Jack Shafer, senior media writer for Politico, said, “Nobody will miss newspapers more than me when they finally vanish.” However, publishers and journalists may not honestly report on certain issues and events, given the history of politicians (usually Republicans like Mr. Trump) threatening to defund NPR and PBS when they don't like the coverage. He asked, "You wouldn't put a dead man on a ventilator, would you?"

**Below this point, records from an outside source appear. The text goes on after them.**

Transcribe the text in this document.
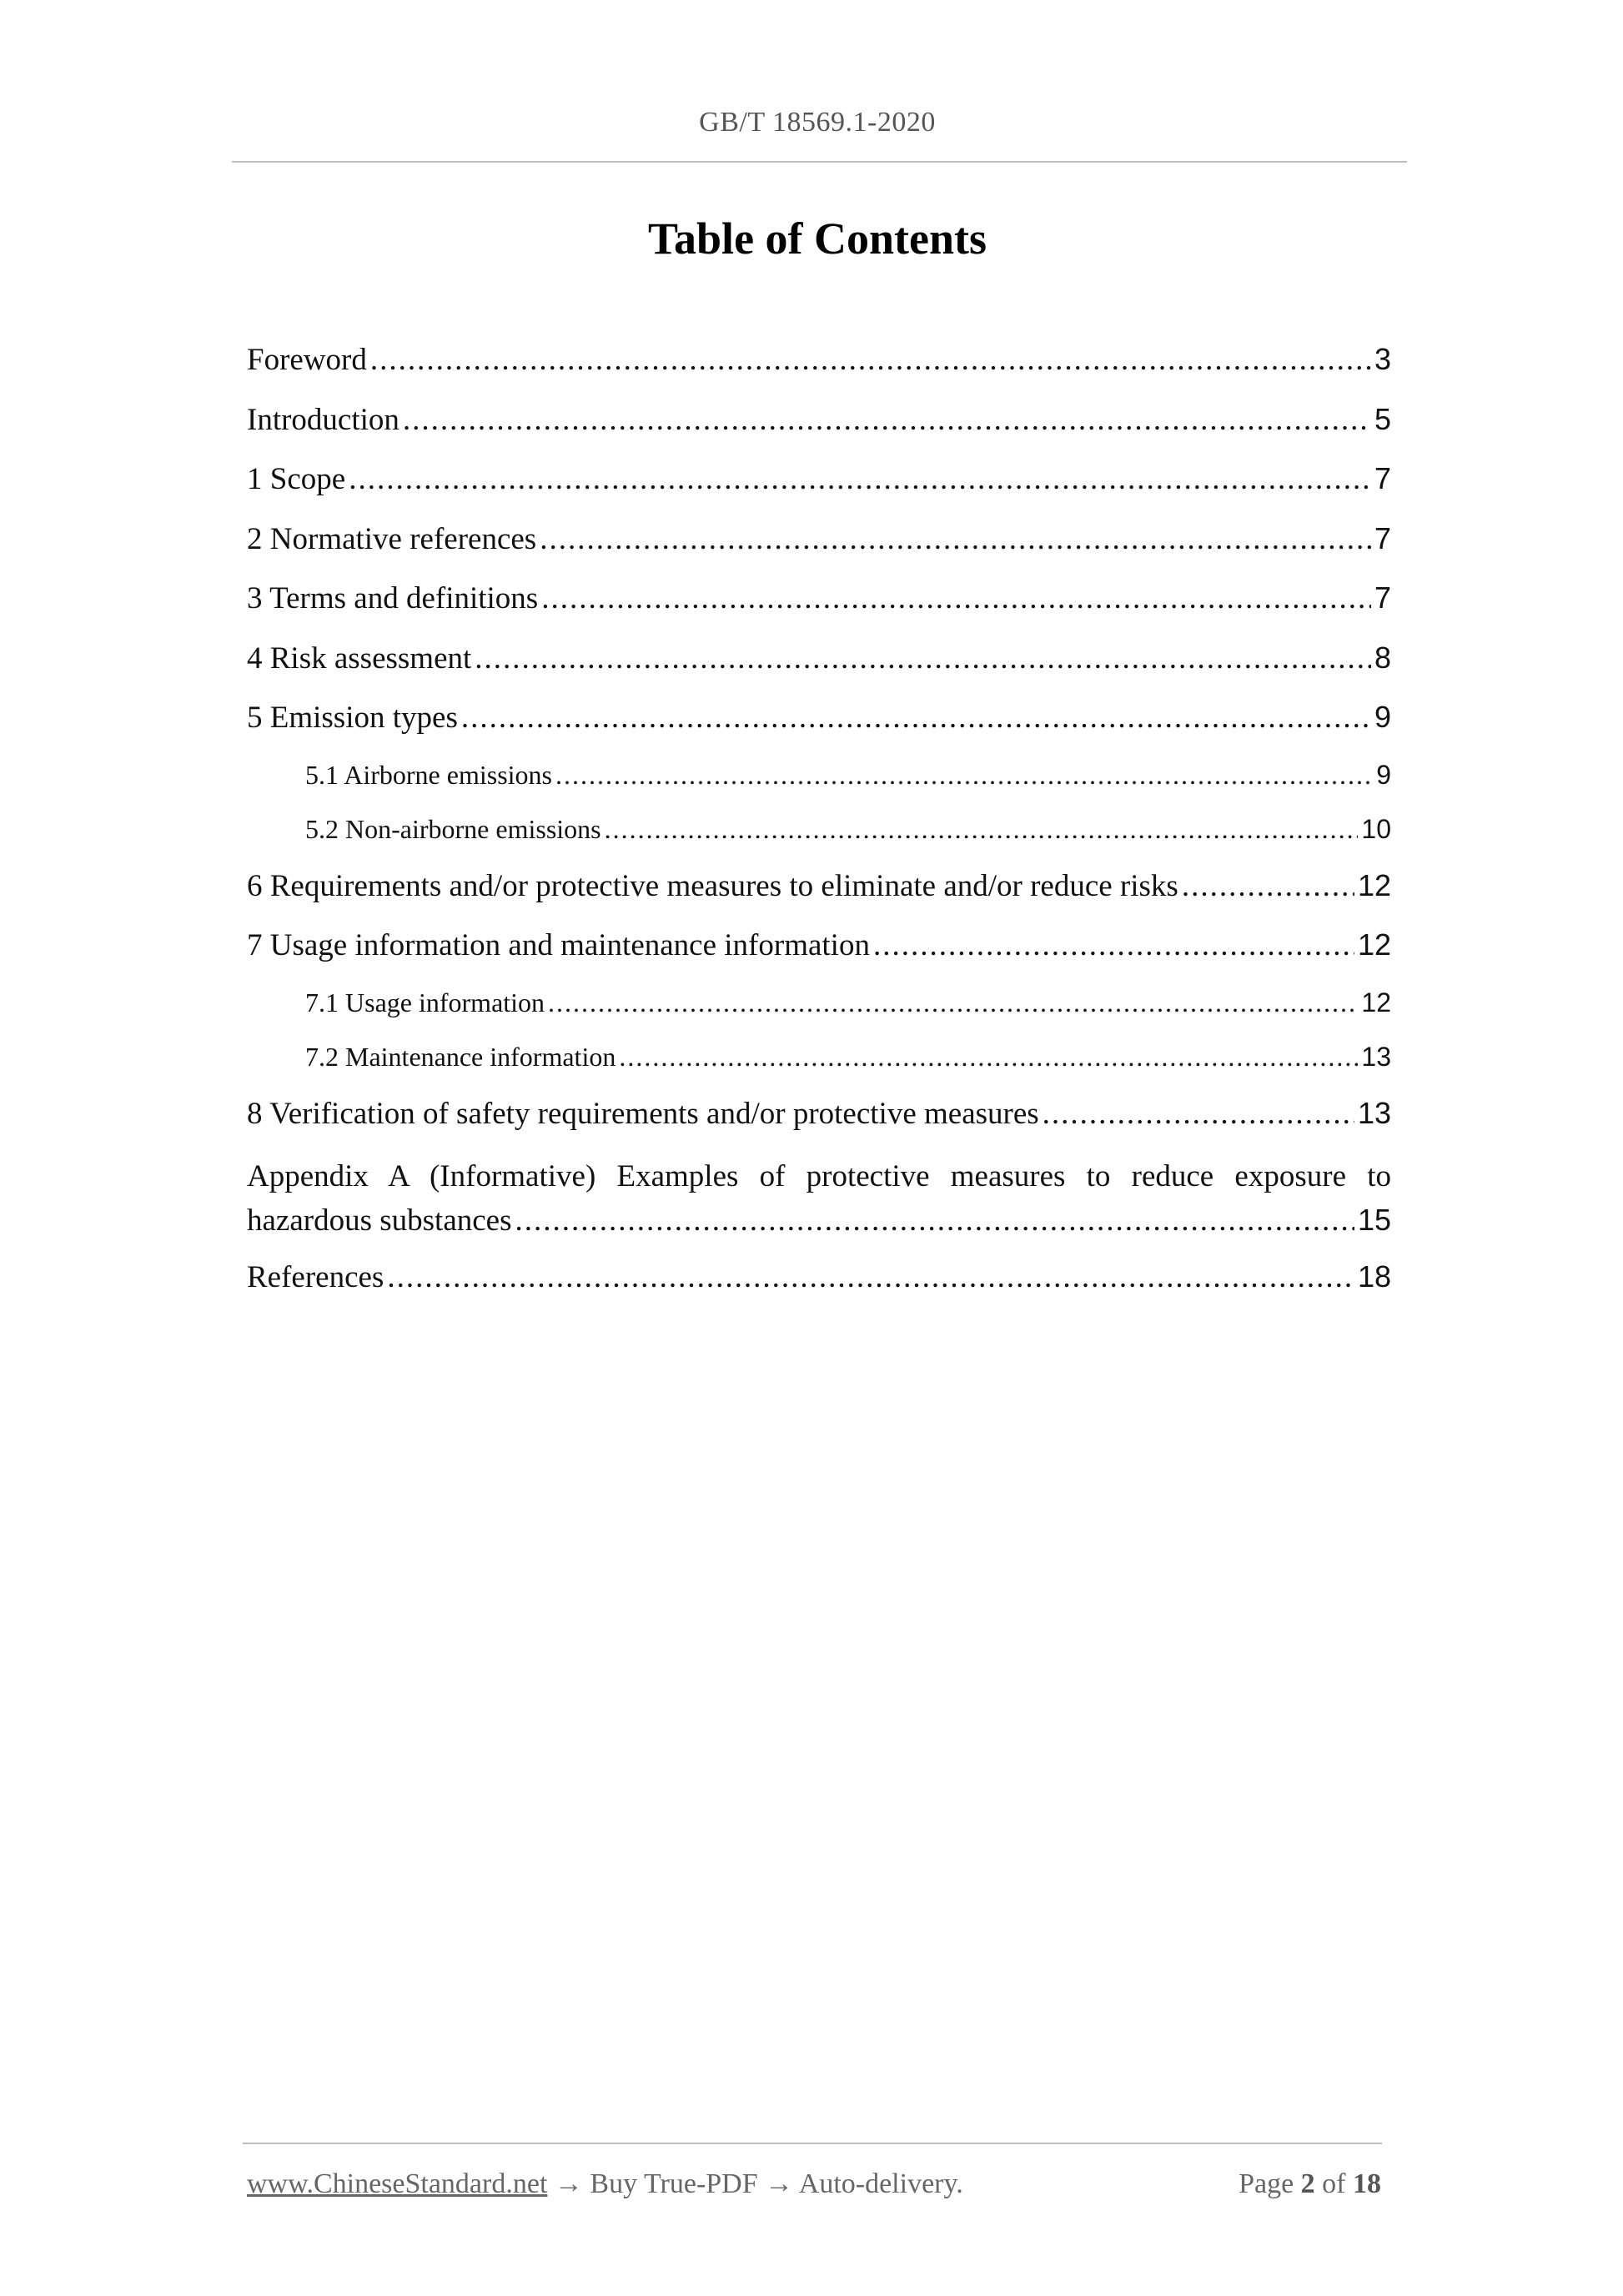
GB/T 18569.1-2020
Table of Contents
Foreword .....	3
Introduction .....	5
1 Scope .....	7
2 Normative references .....	7
3 Terms and definitions .....	7
4 Risk assessment .....	8
5 Emission types .....	9
5.1 Airborne emissions .....	9
5.2 Non-airborne emissions .....	10
6 Requirements and/or protective measures to eliminate and/or reduce risks .....	12
7 Usage information and maintenance information .....	12
7.1 Usage information .....	12
7.2 Maintenance information .....	13
8 Verification of safety requirements and/or protective measures .....	13
Appendix A (Informative) Examples of protective measures to reduce exposure to
hazardous substances .....	15
References .....	18
www.ChineseStandard.net → Buy True-PDF → Auto-delivery.	Page 2 of 18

Editor & Publisher Magazine took a position opposite that of Shafer in a 2020 editorial penned by publisher Mike Blinder. They stated "there are thousands of smaller community newspapers that are still operating with decent profits and serving their communities that lack other news outlets." Blinder continued, "Community publishers generally operate with much more efficiency than the big market dailies and have better relationships with the local advertising community. Plus, they perform a necessary, critical service (as mandated in the Constitution) of making the local government accountable to the people they serve, or as some say: “Speak truth to power.” These are the cities and counties that must continue to have an authoritative, credible voice through this crisis and beyond. Blinder also devoted episodes of his Editor & Publisher podcast series "E&P Reports" to this issue including the following:
- "How the Local Journalism Sustainability Act Can Provide Tax Credits for Advertisers, Subscribers and Our Newsroom Salaries" (January 24, 2020),
- "The Local Journalism Sustainability Act Needs Your Help, Now!" (August 14, 2020),
- "The Time is Now to Support the Local Journalism Sustainability Act" (July 21, 2021), and
- "Urgent and Sustained Advocacy Needed for the LJSA" (November 7, 2021).